No ayuda que desde la publicidad, ese reflejo cada vez más distorsionado de lo que es la vida, se quiera vender como normal y hasta satisfactoria una situación que apena a mucha gente, hombres y mujeres que quieren formar parte real de la vida de sus hijos y no sólo de los buenos momentos mientras el colegio, un cuidador ocasional o, con suerte, los abuelos se ocupan del resto.
Me molesta también esa frase hecha que asegura que lo importante no es la cantidad, sino la calidad del tiempo que puedes ofrecer a los demás.

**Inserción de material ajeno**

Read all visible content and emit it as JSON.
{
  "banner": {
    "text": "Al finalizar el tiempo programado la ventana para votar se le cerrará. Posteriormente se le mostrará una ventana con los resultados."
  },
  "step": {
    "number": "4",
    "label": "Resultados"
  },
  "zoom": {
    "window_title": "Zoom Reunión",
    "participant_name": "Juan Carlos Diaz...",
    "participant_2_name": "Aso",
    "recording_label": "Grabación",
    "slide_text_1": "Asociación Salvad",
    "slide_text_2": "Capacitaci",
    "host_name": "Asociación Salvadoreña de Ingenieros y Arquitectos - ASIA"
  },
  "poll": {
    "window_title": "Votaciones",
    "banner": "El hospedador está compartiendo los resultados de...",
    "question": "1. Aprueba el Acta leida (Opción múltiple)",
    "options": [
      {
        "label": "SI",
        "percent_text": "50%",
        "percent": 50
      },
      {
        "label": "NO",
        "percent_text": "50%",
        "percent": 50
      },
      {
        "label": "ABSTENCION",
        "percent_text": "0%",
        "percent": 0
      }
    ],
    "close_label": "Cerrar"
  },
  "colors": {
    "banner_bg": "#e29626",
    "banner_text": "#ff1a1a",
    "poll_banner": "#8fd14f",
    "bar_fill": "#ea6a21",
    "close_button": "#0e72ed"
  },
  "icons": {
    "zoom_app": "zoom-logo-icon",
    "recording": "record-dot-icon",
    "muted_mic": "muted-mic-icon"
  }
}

Me molesta porque yo lo que quiero es tiempo en cantidad, todo el tiempo que pueda conseguir para echar broncas, meterme con la ropa que llevan puesta, revisar las cabezas en busca de piojos, hacer una trenza, enseñar a coser un botón, borrar la tarea si está mal hecha y hacerla repetir hasta que quede bien o echarme con ellos en el sofá a dormitar porque no tenemos nada mejor que hacer. Quiero estar cuando me necesiten y también cuando quieran enseñarme una araña que está colgando del techo y eso sólo se consigue con más tiempo. Honestamente, me da igual la calidad.